Hale misses the point in the show's humor if he doesn't find its "deadpan monotone" funny. Bob's calm and quiet (but mild and harmless) aggression and sarcasm are terrifically delivered by Benjamin (who looks familiar from his appearance in "Important Things with Demetri Martin").Given the generally monotonous tone of Bob's character, there is always the promise for a laugh when he explodes in anger or goes mad with frustration (which happens often).  And Louise is anything but monotonous with her burst of high energy and loud voice, which are constant throughout every episode, as is Linda, the Brooklyn-Jew/Italian sounding wife and mother with her homeyness and an attitude that seems to almost deliberately overlook the crass, borderline sociopathic, qualities in her children. Gene is reminiscent of those wayward and strange boys everyone knew in high school, who were aware of their bizarreness but didn't care who said what about it--another refreshing element. The only characters who show signs of monotony are Bob and the eldest, Tina, who is working through the awkward stage in her life and is ruthlessly unapologetic for doing so; contrary to her apparent nerdiness, she is pretty comfortable and outspoken about the changes she is going through (in fact, her shamelessness reminds me of another classically considered nerd who is apathetic to anyone else's opinion of her--the great Ms. Tina Fey). Goodman accuses the show's writers for their weak writing but I find every character in this show to be well-developed, original and fitting in the dynamic of the show. The writing is tight and solid. The pilot episode of "Bob's Burgers" is so much better than what "Family Guy" came up with back in '99.
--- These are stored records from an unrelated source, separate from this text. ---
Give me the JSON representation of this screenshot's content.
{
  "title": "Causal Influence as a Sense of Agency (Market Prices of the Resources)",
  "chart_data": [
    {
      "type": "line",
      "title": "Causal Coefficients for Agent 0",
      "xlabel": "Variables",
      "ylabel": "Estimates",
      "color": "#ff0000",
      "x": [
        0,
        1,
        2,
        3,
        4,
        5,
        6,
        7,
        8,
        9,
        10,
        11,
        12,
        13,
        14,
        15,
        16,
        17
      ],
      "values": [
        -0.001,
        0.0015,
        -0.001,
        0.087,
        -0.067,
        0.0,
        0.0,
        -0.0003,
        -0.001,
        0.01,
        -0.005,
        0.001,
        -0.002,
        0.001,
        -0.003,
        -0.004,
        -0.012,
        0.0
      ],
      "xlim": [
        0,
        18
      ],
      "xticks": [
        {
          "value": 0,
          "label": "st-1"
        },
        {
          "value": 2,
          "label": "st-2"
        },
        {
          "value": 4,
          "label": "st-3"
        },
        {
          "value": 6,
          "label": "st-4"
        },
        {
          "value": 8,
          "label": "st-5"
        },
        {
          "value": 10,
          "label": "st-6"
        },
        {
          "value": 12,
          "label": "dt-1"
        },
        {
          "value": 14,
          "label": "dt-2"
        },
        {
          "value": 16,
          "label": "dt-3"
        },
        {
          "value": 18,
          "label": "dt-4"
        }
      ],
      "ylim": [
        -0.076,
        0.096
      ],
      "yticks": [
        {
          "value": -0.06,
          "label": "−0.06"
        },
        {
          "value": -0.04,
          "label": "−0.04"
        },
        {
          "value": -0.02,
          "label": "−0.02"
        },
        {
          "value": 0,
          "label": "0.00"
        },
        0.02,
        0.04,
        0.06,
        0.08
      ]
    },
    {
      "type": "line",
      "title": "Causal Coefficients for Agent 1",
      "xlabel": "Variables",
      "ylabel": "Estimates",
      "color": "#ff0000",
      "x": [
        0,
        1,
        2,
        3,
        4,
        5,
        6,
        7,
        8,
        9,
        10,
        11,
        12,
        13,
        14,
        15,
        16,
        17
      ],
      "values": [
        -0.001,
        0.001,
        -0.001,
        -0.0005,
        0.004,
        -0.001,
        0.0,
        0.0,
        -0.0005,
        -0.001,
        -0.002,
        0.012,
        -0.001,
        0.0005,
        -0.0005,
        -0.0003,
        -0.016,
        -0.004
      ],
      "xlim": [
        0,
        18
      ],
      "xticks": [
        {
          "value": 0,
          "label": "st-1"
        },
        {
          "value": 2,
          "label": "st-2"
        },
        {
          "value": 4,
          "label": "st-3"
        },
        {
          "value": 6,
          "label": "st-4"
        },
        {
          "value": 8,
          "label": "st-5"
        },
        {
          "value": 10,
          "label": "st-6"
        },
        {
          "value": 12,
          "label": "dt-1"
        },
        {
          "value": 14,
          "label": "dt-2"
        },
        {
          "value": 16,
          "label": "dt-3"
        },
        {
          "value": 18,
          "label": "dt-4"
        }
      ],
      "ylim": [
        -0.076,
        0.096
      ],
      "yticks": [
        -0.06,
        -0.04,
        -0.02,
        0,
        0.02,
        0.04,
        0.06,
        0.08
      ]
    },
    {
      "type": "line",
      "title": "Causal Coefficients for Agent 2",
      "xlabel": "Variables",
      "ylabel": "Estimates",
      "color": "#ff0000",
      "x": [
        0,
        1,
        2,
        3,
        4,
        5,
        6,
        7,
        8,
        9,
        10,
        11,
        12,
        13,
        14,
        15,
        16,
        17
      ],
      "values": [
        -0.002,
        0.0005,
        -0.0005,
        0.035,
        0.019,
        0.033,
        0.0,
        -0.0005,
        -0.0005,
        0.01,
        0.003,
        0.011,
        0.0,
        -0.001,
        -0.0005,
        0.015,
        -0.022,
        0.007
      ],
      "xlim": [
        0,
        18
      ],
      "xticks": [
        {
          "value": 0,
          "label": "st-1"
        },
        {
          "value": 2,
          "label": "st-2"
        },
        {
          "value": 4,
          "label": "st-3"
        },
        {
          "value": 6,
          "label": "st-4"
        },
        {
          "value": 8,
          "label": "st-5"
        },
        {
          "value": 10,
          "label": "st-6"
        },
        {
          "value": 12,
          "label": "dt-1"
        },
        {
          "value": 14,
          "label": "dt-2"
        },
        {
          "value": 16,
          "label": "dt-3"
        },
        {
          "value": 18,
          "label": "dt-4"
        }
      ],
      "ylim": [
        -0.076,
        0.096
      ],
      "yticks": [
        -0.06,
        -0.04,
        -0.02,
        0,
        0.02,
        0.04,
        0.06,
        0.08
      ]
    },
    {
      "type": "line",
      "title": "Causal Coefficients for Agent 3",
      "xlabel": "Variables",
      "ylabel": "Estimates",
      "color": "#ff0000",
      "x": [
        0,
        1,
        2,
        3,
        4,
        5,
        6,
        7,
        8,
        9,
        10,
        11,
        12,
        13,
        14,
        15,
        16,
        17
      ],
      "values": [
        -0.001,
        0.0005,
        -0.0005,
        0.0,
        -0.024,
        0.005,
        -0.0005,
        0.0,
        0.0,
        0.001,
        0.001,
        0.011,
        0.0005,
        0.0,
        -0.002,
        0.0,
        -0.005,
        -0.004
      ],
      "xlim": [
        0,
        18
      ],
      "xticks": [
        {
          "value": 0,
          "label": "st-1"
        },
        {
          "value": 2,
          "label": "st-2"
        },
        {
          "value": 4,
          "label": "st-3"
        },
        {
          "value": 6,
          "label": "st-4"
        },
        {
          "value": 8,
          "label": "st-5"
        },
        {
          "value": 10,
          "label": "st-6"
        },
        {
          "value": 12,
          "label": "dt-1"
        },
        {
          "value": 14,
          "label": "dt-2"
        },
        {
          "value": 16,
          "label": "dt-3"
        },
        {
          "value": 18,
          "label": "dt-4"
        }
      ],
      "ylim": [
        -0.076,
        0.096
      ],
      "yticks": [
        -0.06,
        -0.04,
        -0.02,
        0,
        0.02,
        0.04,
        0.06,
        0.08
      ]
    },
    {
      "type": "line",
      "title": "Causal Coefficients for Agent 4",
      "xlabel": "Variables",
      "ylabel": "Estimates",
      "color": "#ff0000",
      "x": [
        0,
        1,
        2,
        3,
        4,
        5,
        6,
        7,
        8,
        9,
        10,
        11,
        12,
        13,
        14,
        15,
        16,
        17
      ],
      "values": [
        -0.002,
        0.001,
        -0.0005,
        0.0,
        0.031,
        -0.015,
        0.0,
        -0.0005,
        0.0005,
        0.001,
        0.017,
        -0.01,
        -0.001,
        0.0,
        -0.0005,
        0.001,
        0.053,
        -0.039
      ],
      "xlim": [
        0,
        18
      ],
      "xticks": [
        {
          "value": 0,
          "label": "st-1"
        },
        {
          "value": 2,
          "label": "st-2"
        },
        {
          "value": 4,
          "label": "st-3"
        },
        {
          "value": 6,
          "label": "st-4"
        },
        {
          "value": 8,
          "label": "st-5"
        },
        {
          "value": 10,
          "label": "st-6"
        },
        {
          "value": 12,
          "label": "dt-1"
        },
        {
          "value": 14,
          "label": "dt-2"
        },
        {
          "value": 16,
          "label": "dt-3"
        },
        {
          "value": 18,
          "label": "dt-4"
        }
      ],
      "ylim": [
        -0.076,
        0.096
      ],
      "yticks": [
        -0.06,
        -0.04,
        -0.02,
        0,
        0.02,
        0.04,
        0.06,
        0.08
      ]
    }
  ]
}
The humor in this show is a taste that some members of the audience may have to learn to acquire , but it's easy to do (proof of the mass audience's broad-ranging palate is in their acquisition of the humor in "30 Rock").

If this show is taken off the air before the second season, I would be disappointed but not very surprised. But I also guarantee and predict a large cult following as "Freaks and Geeks" did at the turn of this century.
"Bob's Burgers" is a great show, and people will definitely recognize it.